On the southshore to the east of the village of Atiha are two good snorkeling dive spots. Both are accessible from the road side parking and there are some hidden stairs built into the rocky shore line. Good water clarity can be found among the scattered coral heads.
Off the northshore of Moorea, the snorkeling at Papeto’ai Point is popular for encounters with spinner dolphins and scorpionfish. This is a shore-accessed dive site with parking from the informal boat ramp at the point. Make sure to use a diver down flag since there is nearby boat traffic.
Off the northshore of Moorea to the northwest of Papeto’ai Point, the snorkeling at Rays Corridor is known for its cruising eagle rays and white-tipped reef sharks. Within the lagoon, the water depth ranges from 5 feet to 50 feet deep. While you could access this dive site from shore, you may find it more convenient to access by boat. This is a beginner level boat-accessed dive spot, but watch out for boat traffic. A diver down flag is recommended.
After a long day of snorkeling, there are several good apres dive places to hang out including Hotel Tipaniers Beach Restaurant, Hotel Kaveka wharf restaurant and the Moorea Beach Club.

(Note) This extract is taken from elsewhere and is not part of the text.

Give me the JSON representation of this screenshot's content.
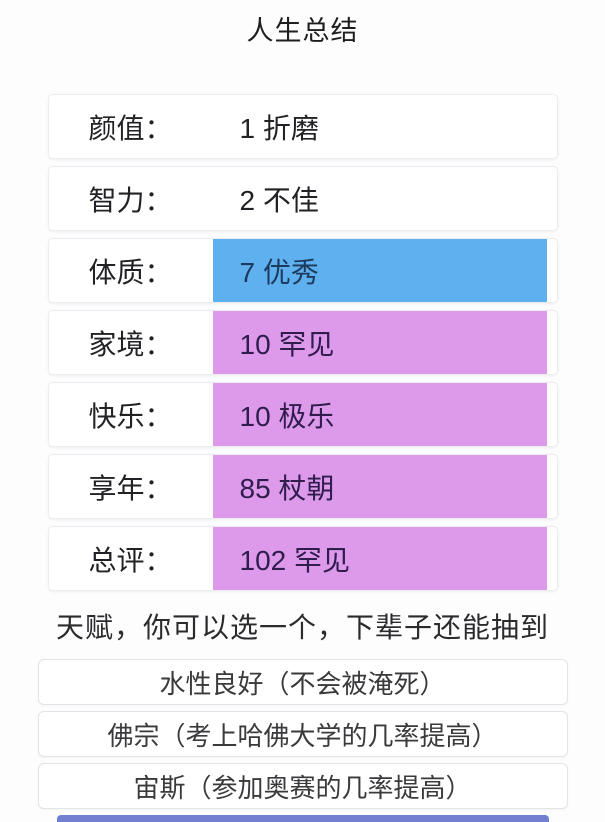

To reach the Moorea snorkeling from Tahiti by air, fly into the Moorea Temae airport (MOZ). There are regular inter-island flights on Air Tahiti from capital city of Papeete on the island of Tahiti via Fa’a'a International Airport (PPT) which takes about 10 minutes to go the 12 miles. In addition, there are some inter-island flights from some of the other nearby islands on Air Tahiti. The main international airlines serving Fa’a’a Airport are Air Tahiti Nui (Los Angeles), Hawaiian Airlines (Honolulu) and Air France. To continue on to one of the many islands within French Polynesia, the inter-island airline is Air Tahiti. Due to unusual flight times with long layovers on Tahiti, you might appreciate the day room rentals at the Intercontinental Tahiti.
In addition to the regular inter-island flights, there is a daily ferry service to the east side port of Vaiare from the island of Tahiti, which takes about 45 minutes.
Overall, Moorea is the 1st most popular snorkel dive spot of all 13 snorkeling dives in French Polynesia.